The main finding of the study was that the rate of the primary endpoint—a composite of all-cause death, myocardial infarction, hospitalisation for unstable angina, and unplanned hospitalisation up to three years—was not significantly different between patients with <30% stenosis on CT angiogram and FFRCT values of >0.80 (both groups managed by optimal medical treatment and no further downstream testing). However, the risk of an adverse event was higher among patients with ≤0.80 who underwent invasive coronary angiogram and significantly higher in patients with values of ≤0.80 but did not undergo coronary angiogram (both groups received optimal medical therapy). Nørgaard et al say this higher risk was driven by a higher incidence of non-fatal myocardial infarction in the FFRCT values ≤0.80 and no invasive coronary angiogram.

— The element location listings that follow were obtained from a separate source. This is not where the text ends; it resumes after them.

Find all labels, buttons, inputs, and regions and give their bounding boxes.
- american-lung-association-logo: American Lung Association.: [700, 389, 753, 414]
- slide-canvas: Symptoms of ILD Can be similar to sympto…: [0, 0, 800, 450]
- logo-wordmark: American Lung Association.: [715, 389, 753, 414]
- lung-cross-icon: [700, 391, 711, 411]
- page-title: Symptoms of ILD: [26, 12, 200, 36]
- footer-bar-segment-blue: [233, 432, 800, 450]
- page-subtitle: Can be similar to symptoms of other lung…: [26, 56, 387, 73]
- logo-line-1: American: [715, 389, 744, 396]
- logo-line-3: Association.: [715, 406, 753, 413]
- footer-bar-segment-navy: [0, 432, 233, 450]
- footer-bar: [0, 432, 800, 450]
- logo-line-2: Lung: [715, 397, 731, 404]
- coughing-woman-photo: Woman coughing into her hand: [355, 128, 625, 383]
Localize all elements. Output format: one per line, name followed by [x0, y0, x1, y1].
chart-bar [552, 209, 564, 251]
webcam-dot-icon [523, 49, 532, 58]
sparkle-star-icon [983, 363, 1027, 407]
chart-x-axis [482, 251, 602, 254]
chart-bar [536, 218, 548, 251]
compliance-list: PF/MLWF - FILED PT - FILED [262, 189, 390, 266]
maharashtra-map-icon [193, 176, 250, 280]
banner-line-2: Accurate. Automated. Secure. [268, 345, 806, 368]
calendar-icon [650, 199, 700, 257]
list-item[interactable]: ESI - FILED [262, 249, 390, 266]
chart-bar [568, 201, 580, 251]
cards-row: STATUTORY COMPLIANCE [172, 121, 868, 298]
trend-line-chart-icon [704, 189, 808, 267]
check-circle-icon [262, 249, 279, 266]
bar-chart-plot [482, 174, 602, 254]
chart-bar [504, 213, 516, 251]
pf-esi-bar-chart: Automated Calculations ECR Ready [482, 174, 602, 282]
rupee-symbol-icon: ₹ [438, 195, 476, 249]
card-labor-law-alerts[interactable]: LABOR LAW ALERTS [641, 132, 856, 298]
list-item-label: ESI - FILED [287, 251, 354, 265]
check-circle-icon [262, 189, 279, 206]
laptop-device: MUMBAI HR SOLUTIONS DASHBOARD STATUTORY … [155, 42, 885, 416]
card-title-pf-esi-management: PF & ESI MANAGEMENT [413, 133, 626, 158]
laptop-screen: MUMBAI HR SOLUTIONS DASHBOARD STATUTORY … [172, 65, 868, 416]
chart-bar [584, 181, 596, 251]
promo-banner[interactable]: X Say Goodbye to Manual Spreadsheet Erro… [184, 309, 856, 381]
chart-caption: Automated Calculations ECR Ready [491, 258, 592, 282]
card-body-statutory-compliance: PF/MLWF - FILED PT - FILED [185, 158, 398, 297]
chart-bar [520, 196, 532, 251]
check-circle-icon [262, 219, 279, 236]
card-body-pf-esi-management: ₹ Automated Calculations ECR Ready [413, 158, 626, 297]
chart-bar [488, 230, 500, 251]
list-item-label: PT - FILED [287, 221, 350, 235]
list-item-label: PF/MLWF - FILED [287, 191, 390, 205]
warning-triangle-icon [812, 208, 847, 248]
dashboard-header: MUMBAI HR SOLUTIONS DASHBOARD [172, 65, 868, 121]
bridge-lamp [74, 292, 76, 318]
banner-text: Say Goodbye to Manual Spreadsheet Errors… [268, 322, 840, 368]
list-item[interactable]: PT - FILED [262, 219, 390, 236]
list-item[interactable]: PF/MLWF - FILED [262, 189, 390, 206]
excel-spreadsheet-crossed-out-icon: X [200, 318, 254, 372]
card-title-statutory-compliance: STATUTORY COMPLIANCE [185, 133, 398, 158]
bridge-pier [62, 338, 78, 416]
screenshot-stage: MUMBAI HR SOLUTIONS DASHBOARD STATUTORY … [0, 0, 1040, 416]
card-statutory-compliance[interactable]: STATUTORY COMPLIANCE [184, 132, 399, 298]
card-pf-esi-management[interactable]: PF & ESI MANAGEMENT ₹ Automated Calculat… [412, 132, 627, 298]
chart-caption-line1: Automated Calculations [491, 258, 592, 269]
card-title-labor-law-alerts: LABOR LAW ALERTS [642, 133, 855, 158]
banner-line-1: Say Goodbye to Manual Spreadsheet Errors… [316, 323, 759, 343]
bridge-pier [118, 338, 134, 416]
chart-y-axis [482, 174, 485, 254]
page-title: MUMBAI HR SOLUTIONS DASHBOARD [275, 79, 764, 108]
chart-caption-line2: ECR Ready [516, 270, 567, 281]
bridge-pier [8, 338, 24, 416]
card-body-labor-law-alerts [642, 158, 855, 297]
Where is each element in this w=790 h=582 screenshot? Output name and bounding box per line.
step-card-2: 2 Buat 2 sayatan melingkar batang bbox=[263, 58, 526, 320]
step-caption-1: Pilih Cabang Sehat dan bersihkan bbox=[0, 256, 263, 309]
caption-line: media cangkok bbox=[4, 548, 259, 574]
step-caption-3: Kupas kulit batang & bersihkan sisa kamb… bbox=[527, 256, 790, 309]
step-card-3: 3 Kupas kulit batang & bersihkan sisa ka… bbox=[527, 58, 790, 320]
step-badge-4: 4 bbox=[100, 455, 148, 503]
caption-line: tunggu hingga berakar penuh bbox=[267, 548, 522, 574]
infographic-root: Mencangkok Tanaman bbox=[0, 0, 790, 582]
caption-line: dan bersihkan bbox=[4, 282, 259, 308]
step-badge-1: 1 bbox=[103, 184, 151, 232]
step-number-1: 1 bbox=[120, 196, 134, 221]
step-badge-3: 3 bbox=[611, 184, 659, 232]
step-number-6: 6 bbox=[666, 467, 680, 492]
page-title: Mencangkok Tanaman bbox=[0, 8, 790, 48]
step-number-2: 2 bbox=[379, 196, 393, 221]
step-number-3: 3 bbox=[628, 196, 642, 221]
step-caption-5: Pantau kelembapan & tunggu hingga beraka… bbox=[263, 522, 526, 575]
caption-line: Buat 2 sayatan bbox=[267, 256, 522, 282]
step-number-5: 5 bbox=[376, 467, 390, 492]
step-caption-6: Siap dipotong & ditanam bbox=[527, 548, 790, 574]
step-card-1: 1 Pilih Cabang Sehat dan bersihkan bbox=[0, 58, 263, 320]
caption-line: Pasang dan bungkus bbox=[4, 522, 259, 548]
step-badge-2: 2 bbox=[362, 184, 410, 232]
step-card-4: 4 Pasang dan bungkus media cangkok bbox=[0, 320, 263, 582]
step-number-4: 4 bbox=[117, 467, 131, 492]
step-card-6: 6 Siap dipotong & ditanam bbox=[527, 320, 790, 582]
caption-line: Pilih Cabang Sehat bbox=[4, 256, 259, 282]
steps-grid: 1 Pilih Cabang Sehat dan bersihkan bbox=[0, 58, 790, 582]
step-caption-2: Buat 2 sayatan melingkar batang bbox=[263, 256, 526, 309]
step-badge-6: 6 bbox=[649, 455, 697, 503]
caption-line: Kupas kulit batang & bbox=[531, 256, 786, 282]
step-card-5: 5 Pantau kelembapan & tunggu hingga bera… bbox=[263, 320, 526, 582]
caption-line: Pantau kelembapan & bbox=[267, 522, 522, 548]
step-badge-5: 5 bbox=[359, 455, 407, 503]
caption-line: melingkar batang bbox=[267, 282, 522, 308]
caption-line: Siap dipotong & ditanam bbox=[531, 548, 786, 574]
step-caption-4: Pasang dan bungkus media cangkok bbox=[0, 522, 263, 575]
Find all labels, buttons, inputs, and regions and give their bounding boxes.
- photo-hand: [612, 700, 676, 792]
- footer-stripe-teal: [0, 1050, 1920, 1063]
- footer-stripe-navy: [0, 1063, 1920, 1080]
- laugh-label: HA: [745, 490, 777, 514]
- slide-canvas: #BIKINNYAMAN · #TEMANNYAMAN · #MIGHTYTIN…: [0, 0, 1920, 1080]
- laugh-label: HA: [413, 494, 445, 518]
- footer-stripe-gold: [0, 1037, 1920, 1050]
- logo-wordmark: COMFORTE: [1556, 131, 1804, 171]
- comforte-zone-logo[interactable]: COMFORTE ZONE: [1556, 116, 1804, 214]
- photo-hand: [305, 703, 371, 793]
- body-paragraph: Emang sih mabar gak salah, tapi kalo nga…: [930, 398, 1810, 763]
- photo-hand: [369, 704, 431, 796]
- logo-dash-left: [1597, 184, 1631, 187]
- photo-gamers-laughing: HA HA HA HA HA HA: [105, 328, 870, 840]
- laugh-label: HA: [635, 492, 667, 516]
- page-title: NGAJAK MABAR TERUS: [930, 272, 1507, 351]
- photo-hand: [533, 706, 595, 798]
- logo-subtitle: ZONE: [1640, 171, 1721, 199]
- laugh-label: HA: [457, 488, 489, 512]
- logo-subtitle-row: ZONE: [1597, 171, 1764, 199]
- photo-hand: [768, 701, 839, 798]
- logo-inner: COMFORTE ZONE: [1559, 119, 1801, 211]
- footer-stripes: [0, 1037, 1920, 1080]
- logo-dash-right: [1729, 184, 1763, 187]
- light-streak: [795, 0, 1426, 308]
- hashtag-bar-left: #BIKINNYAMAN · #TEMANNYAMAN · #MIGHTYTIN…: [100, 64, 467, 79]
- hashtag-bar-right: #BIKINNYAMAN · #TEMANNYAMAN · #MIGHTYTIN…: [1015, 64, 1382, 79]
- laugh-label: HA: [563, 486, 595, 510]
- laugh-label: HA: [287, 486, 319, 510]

The authors observe that their study “underscores the feasibility of selective FFRCT testing for decision making in patients with intermediate range coronary artery disease determined by first-line CT angiogram in day-to-day clinical practice”. They note that the findings extend those of the PLATFORM study—which showed that no major adverse cardiac events at 12 months occurred in 107 of 197 patients in whom invasive coronary angiogram was cancelled on the basis of coronary CT angiogram and FFRCT testing—because they confirm (in a large real-world practice cohort) that “deferral of invasive coronary angiogram in patients with intermediate-range stenosis, and a negative FFRCT result is safe even up to three years”.

“Further large-scale studies with longer follow-up are needed to further assess the risk and optimal management strategy in patients undergoing first-line coronary CT angiogram with selective FFRCT testing,” Nørgaard et al conclude.

Coinciding with its publication in JACC, the study was presented at the 2018 European Society of Cardiology (ESC) Congress (25–29 August, Munich, Germnay) by Bjarne L Nørgaard.